A representative sample is helpful, but causal transport still depends on measured effect modifiers and comparable treatment meaning.

❌ Treating p-values the same across populations

A significant effect in the source does not imply a similar effect size in the target. Statistical significance is not a passport.

❌ Ignoring treatment delivery differences

You cannot transport a tightly controlled trial protocol to chaotic routine care without checking whether the intervention still exists in recognizable form.

❌ Hiding overlap failure

Extreme transport weights are not a minor technical issue. They are evidence that your target is asking the source data to answer a question it cannot support.

What Reviewers Should Ask

What exactly is the target population?
Why should the source effect equal the target effect after conditioning on the measured variables?
Were the transport variables measured in both source and target datasets?
Was overlap checked and reported?
Does the intervention mean the same thing in both settings?
Were sensitivity analyses done around transport assumptions?

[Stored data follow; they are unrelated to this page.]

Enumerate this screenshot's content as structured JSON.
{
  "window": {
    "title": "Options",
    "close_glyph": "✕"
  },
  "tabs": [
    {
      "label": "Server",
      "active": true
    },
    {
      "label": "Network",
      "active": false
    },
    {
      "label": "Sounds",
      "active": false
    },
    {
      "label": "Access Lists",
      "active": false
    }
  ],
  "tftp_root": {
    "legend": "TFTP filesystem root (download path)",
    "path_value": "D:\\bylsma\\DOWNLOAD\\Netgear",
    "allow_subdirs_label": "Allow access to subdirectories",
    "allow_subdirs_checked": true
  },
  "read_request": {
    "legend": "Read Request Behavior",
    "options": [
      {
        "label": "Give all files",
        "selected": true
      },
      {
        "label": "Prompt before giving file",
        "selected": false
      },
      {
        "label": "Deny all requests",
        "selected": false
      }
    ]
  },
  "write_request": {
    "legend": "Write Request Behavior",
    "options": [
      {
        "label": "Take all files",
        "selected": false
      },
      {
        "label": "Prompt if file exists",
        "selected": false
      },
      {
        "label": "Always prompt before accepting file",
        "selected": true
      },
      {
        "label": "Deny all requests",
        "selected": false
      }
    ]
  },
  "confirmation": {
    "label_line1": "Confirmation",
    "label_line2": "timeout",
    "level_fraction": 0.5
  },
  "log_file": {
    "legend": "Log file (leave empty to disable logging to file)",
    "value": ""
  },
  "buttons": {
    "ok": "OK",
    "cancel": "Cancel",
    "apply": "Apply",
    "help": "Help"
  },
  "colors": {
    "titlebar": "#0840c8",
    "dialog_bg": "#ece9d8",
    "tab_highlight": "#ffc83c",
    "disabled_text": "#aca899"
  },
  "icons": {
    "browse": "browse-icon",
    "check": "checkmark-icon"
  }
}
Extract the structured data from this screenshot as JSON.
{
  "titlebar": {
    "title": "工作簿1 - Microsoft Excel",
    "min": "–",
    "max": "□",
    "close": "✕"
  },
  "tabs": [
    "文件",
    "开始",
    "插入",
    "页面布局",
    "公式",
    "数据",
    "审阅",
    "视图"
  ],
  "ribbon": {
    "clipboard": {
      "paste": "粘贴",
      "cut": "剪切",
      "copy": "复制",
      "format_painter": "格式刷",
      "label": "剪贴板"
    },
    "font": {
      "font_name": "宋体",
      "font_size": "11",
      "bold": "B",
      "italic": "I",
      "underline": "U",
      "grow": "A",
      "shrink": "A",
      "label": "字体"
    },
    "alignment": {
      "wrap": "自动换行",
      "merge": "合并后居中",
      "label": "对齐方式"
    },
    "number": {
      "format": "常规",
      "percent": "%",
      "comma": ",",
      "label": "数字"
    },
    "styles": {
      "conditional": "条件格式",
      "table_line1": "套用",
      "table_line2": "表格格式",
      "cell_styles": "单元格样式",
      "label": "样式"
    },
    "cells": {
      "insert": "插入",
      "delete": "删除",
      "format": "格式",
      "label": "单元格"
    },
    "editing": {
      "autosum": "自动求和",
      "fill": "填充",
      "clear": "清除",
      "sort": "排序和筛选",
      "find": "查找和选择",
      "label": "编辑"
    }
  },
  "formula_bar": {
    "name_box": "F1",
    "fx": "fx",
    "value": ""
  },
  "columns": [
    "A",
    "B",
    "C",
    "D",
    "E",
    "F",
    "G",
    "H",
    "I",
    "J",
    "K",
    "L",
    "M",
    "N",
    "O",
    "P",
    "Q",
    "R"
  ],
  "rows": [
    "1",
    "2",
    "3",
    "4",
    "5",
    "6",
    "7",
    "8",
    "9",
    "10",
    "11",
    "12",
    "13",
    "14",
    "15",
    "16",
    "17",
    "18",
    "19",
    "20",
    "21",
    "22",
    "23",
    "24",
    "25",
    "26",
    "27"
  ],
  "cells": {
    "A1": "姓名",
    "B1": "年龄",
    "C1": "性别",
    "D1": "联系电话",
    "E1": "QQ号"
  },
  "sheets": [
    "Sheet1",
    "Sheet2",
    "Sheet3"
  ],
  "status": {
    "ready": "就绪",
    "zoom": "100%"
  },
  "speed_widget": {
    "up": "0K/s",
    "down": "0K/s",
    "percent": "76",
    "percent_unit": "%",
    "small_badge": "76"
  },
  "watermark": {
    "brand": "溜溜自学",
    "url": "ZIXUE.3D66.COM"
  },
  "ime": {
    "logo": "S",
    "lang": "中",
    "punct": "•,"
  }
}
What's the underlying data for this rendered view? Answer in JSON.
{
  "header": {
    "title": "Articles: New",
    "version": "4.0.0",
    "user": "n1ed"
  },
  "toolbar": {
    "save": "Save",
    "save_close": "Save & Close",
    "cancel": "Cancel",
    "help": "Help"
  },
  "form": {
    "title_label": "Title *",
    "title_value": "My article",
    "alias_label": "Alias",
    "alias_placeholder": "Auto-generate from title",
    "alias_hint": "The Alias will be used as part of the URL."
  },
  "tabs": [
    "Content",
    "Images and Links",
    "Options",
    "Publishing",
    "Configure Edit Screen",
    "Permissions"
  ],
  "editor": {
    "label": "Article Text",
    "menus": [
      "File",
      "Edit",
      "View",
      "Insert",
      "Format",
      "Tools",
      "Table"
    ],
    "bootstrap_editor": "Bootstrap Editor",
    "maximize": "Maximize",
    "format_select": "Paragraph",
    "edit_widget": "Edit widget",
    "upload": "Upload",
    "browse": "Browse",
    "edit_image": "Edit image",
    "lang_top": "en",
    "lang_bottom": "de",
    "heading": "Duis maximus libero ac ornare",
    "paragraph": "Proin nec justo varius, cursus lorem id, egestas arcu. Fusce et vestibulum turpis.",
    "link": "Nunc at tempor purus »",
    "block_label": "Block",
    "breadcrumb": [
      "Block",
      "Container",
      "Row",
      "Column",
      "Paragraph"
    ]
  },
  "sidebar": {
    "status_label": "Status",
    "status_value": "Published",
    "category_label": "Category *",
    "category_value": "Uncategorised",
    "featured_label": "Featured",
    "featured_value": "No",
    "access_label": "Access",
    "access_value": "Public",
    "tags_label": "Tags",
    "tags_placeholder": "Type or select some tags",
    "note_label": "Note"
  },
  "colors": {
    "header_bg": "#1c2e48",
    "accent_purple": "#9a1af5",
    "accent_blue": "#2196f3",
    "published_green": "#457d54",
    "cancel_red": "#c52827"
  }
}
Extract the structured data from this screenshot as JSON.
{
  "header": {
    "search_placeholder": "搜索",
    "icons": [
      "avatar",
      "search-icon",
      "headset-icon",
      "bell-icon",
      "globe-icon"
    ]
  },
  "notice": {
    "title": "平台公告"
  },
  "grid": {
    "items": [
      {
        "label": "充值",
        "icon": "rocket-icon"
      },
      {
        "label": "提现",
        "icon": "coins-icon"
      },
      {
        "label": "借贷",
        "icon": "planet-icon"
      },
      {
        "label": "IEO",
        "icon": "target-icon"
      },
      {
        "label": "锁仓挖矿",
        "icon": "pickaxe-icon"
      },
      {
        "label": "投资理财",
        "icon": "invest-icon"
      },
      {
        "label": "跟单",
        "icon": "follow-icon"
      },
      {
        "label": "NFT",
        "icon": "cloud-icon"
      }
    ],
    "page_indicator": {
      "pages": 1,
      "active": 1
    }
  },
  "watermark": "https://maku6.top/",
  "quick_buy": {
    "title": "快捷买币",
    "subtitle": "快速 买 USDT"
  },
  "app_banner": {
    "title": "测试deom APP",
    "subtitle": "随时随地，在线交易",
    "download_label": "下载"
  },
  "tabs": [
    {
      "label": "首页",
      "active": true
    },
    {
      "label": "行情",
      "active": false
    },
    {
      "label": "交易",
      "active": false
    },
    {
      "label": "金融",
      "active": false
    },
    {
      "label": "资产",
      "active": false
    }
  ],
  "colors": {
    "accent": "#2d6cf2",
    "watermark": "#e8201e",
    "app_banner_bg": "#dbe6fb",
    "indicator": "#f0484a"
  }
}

If the paper never defines the target population precisely, the external-validity claim is already mush. If it never discusses effect modification or overlap, it is usually worse than mush. It is marketing.

What to Say Instead of “Generalizable”

Most papers should retire that lazy adjective and say something specific instead:

“The estimate is internally valid for the enrolled population.”
“Transport to routine care may be limited by lower adherence and different baseline risk.”
“We reweighted the trial to a target registry population using prespecified covariates.”
“External validity remains uncertain because key effect modifiers were unavailable.”

That language is less sexy and far more honest.

Bottom Line

External validity is not a free bonus that appears after internal validity. It is a second causal problem with its own assumptions, data requirements, and failure modes. If you want an estimate to travel, prove that the road exists.

If not, say the uncomfortable thing plainly: the study may be credible for the people observed, but we do not yet know whether that effect survives contact with the population we actually care about. That is not weakness. That is methodological adulthood.